If a non-i.i.d sequence of a continuous random variable that is exchangeable, is smoothed by taking rolling average, is the resulting sequence exchangeable? My intuition suggests that it is not. I'll appreciate solid explanations.
EDIT: My first question was about non-i.i.d data but I am wondering if exchangeability will hold on data smoothing even for i.i.d?
Let $X=(X_1, \dotsc,X_n)$ be an exchangeable random vector. Then, specifically, its variance-covariance matrix (if it exists) must be (proportional to) $$ \Sigma = \begin{pmatrix} 1 & \rho & \dotsm & \rho \\ \rho & 1 & \dotsm & \rho \\ \ddots \\ \rho & \rho & \dotsm & 1 \end{pmatrix} $$ with $\rho \ge -\frac1{n-1}$.
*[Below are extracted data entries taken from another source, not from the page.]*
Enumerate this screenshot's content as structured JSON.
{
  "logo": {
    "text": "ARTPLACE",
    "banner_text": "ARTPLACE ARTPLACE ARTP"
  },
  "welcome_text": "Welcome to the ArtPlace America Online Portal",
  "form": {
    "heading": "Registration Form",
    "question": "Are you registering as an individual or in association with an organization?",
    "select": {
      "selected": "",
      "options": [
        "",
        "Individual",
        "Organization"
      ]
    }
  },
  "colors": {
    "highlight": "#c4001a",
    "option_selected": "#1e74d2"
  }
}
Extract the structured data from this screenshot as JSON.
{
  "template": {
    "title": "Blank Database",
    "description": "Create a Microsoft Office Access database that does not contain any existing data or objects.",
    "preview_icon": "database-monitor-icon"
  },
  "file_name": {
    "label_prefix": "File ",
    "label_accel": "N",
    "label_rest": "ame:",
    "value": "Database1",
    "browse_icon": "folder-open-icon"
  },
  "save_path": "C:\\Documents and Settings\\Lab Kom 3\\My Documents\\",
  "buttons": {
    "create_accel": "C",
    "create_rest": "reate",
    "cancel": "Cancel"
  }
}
Let us transform $X$ linearly to get $m$ new variables $Y_j$: $$ Y = \begin{pmatrix} Y_1^T \\ Y_2^T \\ \vdots \\ Y_m^T \end{pmatrix} = A X $$ where matrix $A$ has the vectors $a_i$ as rows. Then we can calculate $$ \DeclareMathOperator{\cov}{\mathbb{C}ov} \cov AX = A \Sigma A^T =\Gamma $$ And for $AX$ to be exchangeable it is necessary that all the diagonal elements $\Gamma_{ii}$ are equal and all the off-diagonal elements $\Gamma_{ij}, i\not= i$ are equal. Calculate $$ \Gamma_{ii} = a_i^T \Sigma a_j = \sum_{k,l} a_{1,k}\sigma_{k,l} a_{j,l} = \sum_k a_{i,k}^2 + \rho \sum_{k\not= l}a_{i,k}a_{i,l} \text{and} \\ \Gamma_{ij}=a_i^T \Sigma a_j = \sum_{k,l} a_{i,k} \sigma_{k,l} a_{j,l}=\sum_k a_{i,k} a_{j,l} +\rho\sum_{k\not=l} a_{i,k}a_{j,l} $$ If this is to hold for all values of $\rho$, it must specifically hold for $\rho=0$ so that we get $\Gamma_{ii}= \|a_i\|^2$ must be a constant and also $\Gamma_{ij} =a_i \cdot a_j$ also a constant. This would be necessary, but not sufficient, conditions for exchangeability of the $AX$. That would rule out the running mean you propose.